THE couple, through our Public Notices, has invited players of all grades to "be part of Brisbane’s largest tennis comp".
Sophia says the rounds will rotate around centres to enhance the experience of representing a community on the courts and the associated social interaction.
The coach doesn’t have to look far for someone to coach him – Sophia has qualified at level one since they came here.
The Sheldon centre is the base for one of the best known names of tennis in the Redlands, Ryan Agar, who earned the tag, "the Mars Bar Kid" after he appeared in a television commerical with former tennis "bad boy" John McEnroe.
SOPHIA has sadly announced Ryan has ended his professional team-tennis campaign in Germany.
"He is coming home after he injured his lower back while training," she says. "He had physio and treatment but felt a niggle when he resumed competition so he didn’t want to risk continuing and expects to back next year."
The good news is that Ryan expects to join his coach, Dean, in guiding the Sheldon players. And even better – Sophia says Ryan is due home before his 21st birthday next month.
Thanks for joining me to meet the great people in the marvellous community of classified advertising.
From sport to music: the following was among the winter 2008 highlights of Classie Corner:
Star trumpeter starts new era
A MILESTONE has occurred this week in the career of a talented young Redland musician.
Tuesday, June 17, 2008, marked the start of a new era for Josh Sinclair, 19, of Thornlands.
The Bayside Bulletin’s Training and Tuition Classifieds featured Sinclair’s first ad offering trumpet lessons.
It described Sinclair as "an experienced local player", rather understating the credits that the former Sheldon College student has notched up in his first decade on the instrument many regard as the star of the brass family.
Josh, who is taking a break from his Bachelor of Music studies at Queensland Conservatorium of Music, must be the envy of many young musos because he has already played with the great James Morrison, not just once but three times.
THE pair first met at a South Australian jazz festival in 2003, when Morrison picked Sinclair from the Sheldon College Jazz Orchestra to be part of his festival ‘superband’ line-up.

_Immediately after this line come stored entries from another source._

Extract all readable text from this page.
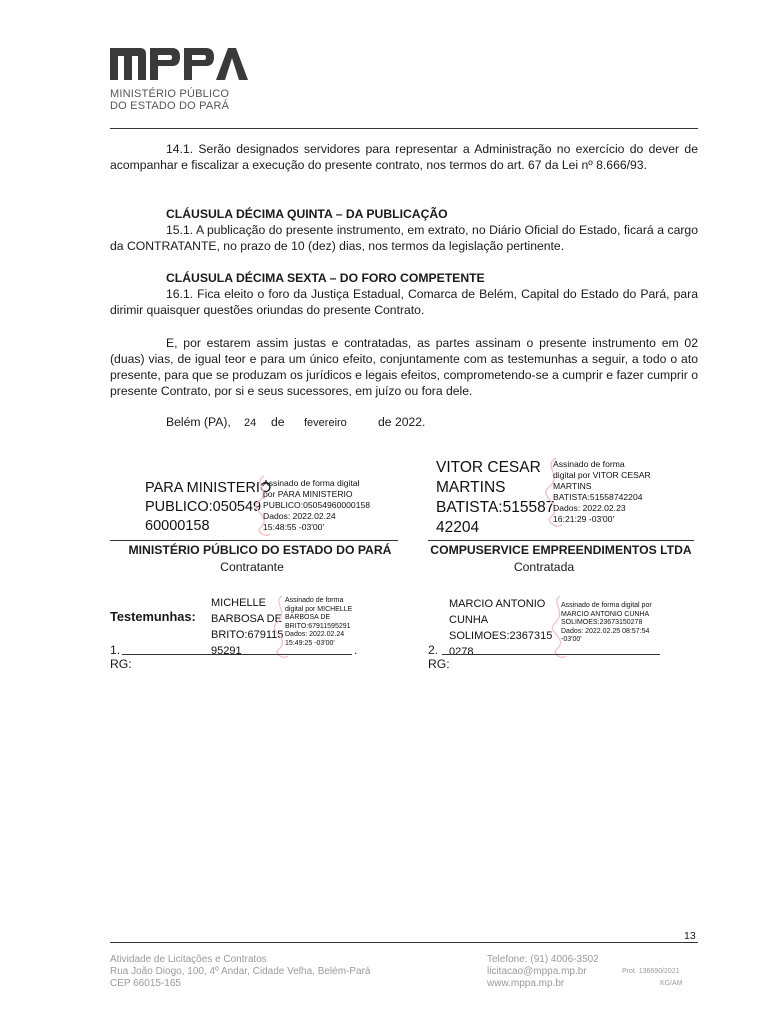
MINISTÉRIO PÚBLICO
DO ESTADO DO PARÁ
14.1. Serão designados servidores para representar a Administração no exercício do dever de acompanhar e fiscalizar a execução do presente contrato, nos termos do art. 67 da Lei nº 8.666/93.
CLÁUSULA DÉCIMA QUINTA – DA PUBLICAÇÃO
15.1. A publicação do presente instrumento, em extrato, no Diário Oficial do Estado, ficará a cargo da CONTRATANTE, no prazo de 10 (dez) dias, nos termos da legislação pertinente.
CLÁUSULA DÉCIMA SEXTA – DO FORO COMPETENTE
16.1. Fica eleito o foro da Justiça Estadual, Comarca de Belém, Capital do Estado do Pará, para dirimir quaisquer questões oriundas do presente Contrato.
E, por estarem assim justas e contratadas, as partes assinam o presente instrumento em 02 (duas) vias, de igual teor e para um único efeito, conjuntamente com as testemunhas a seguir, a todo o ato presente, para que se produzam os jurídicos e legais efeitos, comprometendo-se a cumprir e fazer cumprir o presente Contrato, por si e seus sucessores, em juízo ou fora dele.
Belém (PA), 24 de fevereiro	de 2022.
PARA MINISTERIO
PUBLICO:050549
60000158
Assinado de forma digital
por PARA MINISTERIO
PUBLICO:05054960000158
Dados: 2022.02.24
15:48:55 -03'00'
MINISTÉRIO PÚBLICO DO ESTADO DO PARÁ
Contratante
VITOR CESAR
MARTINS
BATISTA:515587
42204
Assinado de forma
digital por VITOR CESAR
MARTINS
BATISTA:51558742204
Dados: 2022.02.23
16:21:29 -03'00'
COMPUSERVICE EMPREENDIMENTOS LTDA
Contratada
Testemunhas:
MICHELLE
BARBOSA DE
BRITO:679115
95291
Assinado de forma
digital por MICHELLE
BARBOSA DE
BRITO:67911595291
Dados: 2022.02.24
15:49:25 -03'00'
1.	.
RG:
MARCIO ANTONIO
CUNHA
SOLIMOES:2367315
0278
Assinado de forma digital por
MARCIO ANTONIO CUNHA
SOLIMOES:23673150278
Dados: 2022.02.25 08:57:54
-03'00'
2.
RG:
13
Atividade de Licitações e Contratos
Rua João Diogo, 100, 4º Andar, Cidade Velha, Belém-Pará
CEP 66015-165
Telefone: (91) 4006-3502
licitacao@mppa.mp.br
www.mppa.mp.br
Prot. 136690/2021
KG/AM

Sinclair kept in touch with Morrison, mainly by email, and the reward came the next year, when Morrison invited him from the audience to go on stage at Twin Towns and play the jazz standard 12-bar Route 66.
"I didn’t have any gear with me, so I played his trumpet and my mate, Mitchell McLennan (also then a Sheldon student), played a borrowed trombone and James played flugelhorn," Sinclair says.
"They did a variation in D and modulated to F in the solos."
Next time, Sinclair was more prepared and took his mouthpiece to a Morrison gig on the Sunshine Coast. Again, the world-revered trumpeter invited the teenager to join him on Route 66.
AT the Dingo Creek festival on the North Coast in 2005, Morrison yet again called Sinclair to the stage then they launched into another standard, Mack the Knife.
Sinclair, who won the A-grade trumpet award at a major Brisbane music festival in 2002 and topped the premier grade in 2003 and 05, has already played in the US with the Brisbane All Star Youth Big Band.
The band won a spot at the 2005 International Association of Jazz Educators Conference in California.
Sinclair has been in a latin and salsa groove for a few years, playing with the Gold Coast-based Latinfire.
This week has marked another milestone – his first professional level trumpet, which he has played for the past seven years, finally broke down on Monday.
The broken-hearted muso has had to put a deposit on a new Austrian-made Schagerl trumpet, which has some discerning ears – and lips – to please.
"The trumpet is fun," says Sinclair. "It’s loud and just a bit obnoxious at times. It’s great. I love it."